Partindo dessa situação, o projeto “Abordagem integrada para o controle da resistência antimicrobiana: uma perspectiva One Health” teve por motivação inicial reunir diferentes pesquisadores dentro da própria UFPel que já tinham iniciado estudos ao redor desse assunto, conforme conta o coordenador da proposta, professor Rafael Lund, docente dos programas de pós-graduação em Odontologia e em Bioquímica e Bioprospecção.
Assim, conseguiu reunir investigadores de sete diferentes PPGs: Bioquímica e Bioprospecção, Biotecnologia, Ciência e Engenharia de Materiais, Computação, Enfermagem, Microbiologia e Parasitologia e Odontologia. A ideia é, a partir de todas essas áreas do saber, conseguir propor diferentes perguntas – e suas consequentes respostas – para o combate à resistência antimicrobiana.
Entre as proposições trazidas pelo projeto, estão o levantamento epidemiológico de casos de resistência, um inventário das tecnologias existentes para o enfrentamento da RAM em ambiente hospitalar, o estudo de novos materiais antimicrobianos para fazer frente a esses microrganismos multirresistentes, além da avaliação de perfil molecular e genômico desses organismos mais relacionados à RAM.
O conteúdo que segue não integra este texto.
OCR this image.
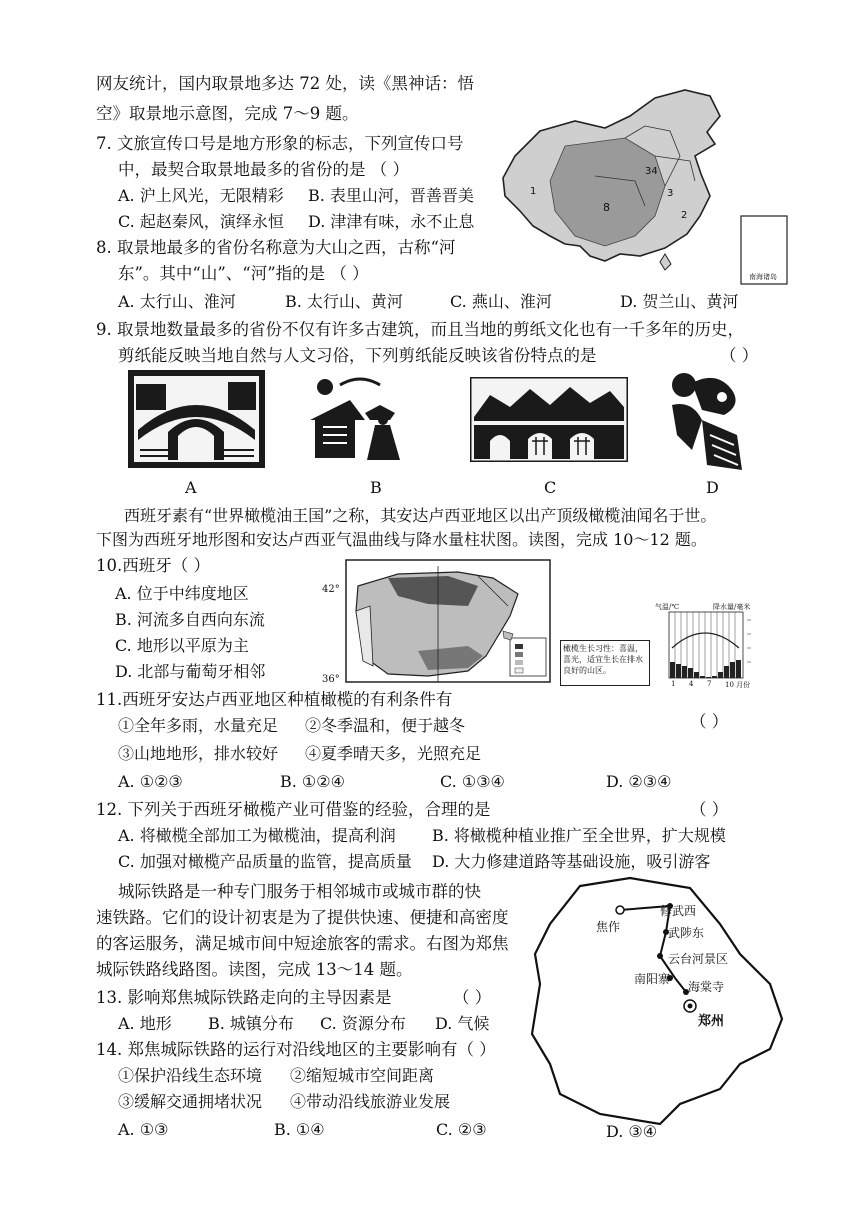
网友统计，国内取景地多达 72 处，读《黑神话：悟
空》取景地示意图，完成 7～9 题。
7. 文旅宣传口号是地方形象的标志，下列宣传口号
中，最契合取景地最多的省份的是 （ ）
A. 沪上风光，无限精彩 B. 表里山河，晋善晋美
C. 起赵秦风，演绎永恒 D. 津津有味，永不止息
8. 取景地最多的省份名称意为大山之西，古称“河
东”。其中“山”、“河”指的是 （ ）
A. 太行山、淮河	B. 太行山、黄河	C. 燕山、淮河	D. 贺兰山、黄河
8
34
3
2
1
南海诸岛
9. 取景地数量最多的省份不仅有许多古建筑，而且当地的剪纸文化也有一千多年的历史，
剪纸能反映当地自然与人文习俗，下列剪纸能反映该省份特点的是	（ ）
A	B	C	D
西班牙素有“世界橄榄油王国”之称，其安达卢西亚地区以出产顶级橄榄油闻名于世。
下图为西班牙地形图和安达卢西亚气温曲线与降水量柱状图。读图，完成 10～12 题。
10.西班牙（ ）
A. 位于中纬度地区
B. 河流多自西向东流
C. 地形以平原为主
D. 北部与葡萄牙相邻
42°
36°
橄榄生长习性：喜温，喜光，适宜生长在排水良好的山区。
气温/℃	降水量/毫米
1 4 7 10 月份
11.西班牙安达卢西亚地区种植橄榄的有利条件有
（ ）
①全年多雨，水量充足 ②冬季温和，便于越冬
③山地地形，排水较好 ④夏季晴天多，光照充足
A. ①②③	B. ①②④	C. ①③④	D. ②③④
12. 下列关于西班牙橄榄产业可借鉴的经验，合理的是	（ ）
A. 将橄榄全部加工为橄榄油，提高利润 B. 将橄榄种植业推广至全世界，扩大规模
C. 加强对橄榄产品质量的监管，提高质量 D. 大力修建道路等基础设施，吸引游客
城际铁路是一种专门服务于相邻城市或城市群的快
速铁路。它们的设计初衷是为了提供快速、便捷和高密度
的客运服务，满足城市间中短途旅客的需求。右图为郑焦
城际铁路线路图。读图，完成 13～14 题。
13. 影响郑焦城际铁路走向的主导因素是	（ ）
A. 地形 B. 城镇分布 C. 资源分布 D. 气候
14. 郑焦城际铁路的运行对沿线地区的主要影响有（ ）
①保护沿线生态环境 ②缩短城市空间距离
③缓解交通拥堵状况 ④带动沿线旅游业发展
A. ①③	B. ①④	C. ②③	D. ③④
修武西
焦作	武陟东
云台河景区
南阳寨
海棠寺
郑州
A interdisciplinaridade nesse contexto, segundo Lund, é fundamental, visto que permite uma visão holística do problema: “É essa mistura de saberes que proporciona a produção de conhecimento”. Assim, conforme se agregam as diferentes áreas, vai se produzindo o novo, conforme diz o coordenador. “Para se ter a inovação, é necessária a mistura”, pontua.
Aprendizado de máquina e saúde
O advento da inteligência artificial (IA) tem trazido consigo novas possibilidades, mas novos desafios. Um exemplo é a aplicação dessa tecnologia no contexto da saúde. Ferramentas de aprendizado de máquina (machine learning) têm sido promissoras na previsão de doenças e problemas de saúde. No entanto, como esse contexto pode chegar a serviços de saúde, especialmente aos sistemas públicos?
É nesse questionamento que se insere o projeto “Inovação e saúde: potencialidades, limites e perspectivas do uso do aprendizado de máquina no contexto do acesso à saúde”. Liderado pelo professor do Programa de Pós-Graduação em Enfermagem Bruno Nunes, tem por objetivo reunir pesquisadores de PPGs como Direito, Ciência Política e História para entender essa inovação e suas consequências.
“Queremos discutir não apenas o modelo, mas também suas aplicações no Sistema Único de Saúde, por exemplo”, conta Nunes. Esse debate envolverá temas como os desafios éticos, legais, jurídicos e até mesmo das desigualdades sociais que poderão ser aprofundadas com a consolidação dessas ferramentas. Também serão discutidas questões como quem será responsável por possíveis erros do algoritmo ou como os dados recolhidos poderão ser manipulados.
A partir, então, dessa reunião de pessoas que tem interesses comuns em pesquisa, mas olhando por óticas diversas, busca-se trazer algumas respostas a essas indagações. “A gente fala muito em interdisciplinaridade, mas aplica pouco”, afirma o coordenador do projeto.
Partindo dessas diferentes visões, o projeto tem o objetivo em colaborar com o Brasil na adoção dessas tecnologias, de maneira segura e ética. “Fazemos parte desse processo histórico, e nosso país não está preparado para isso”, diz o pesquisador.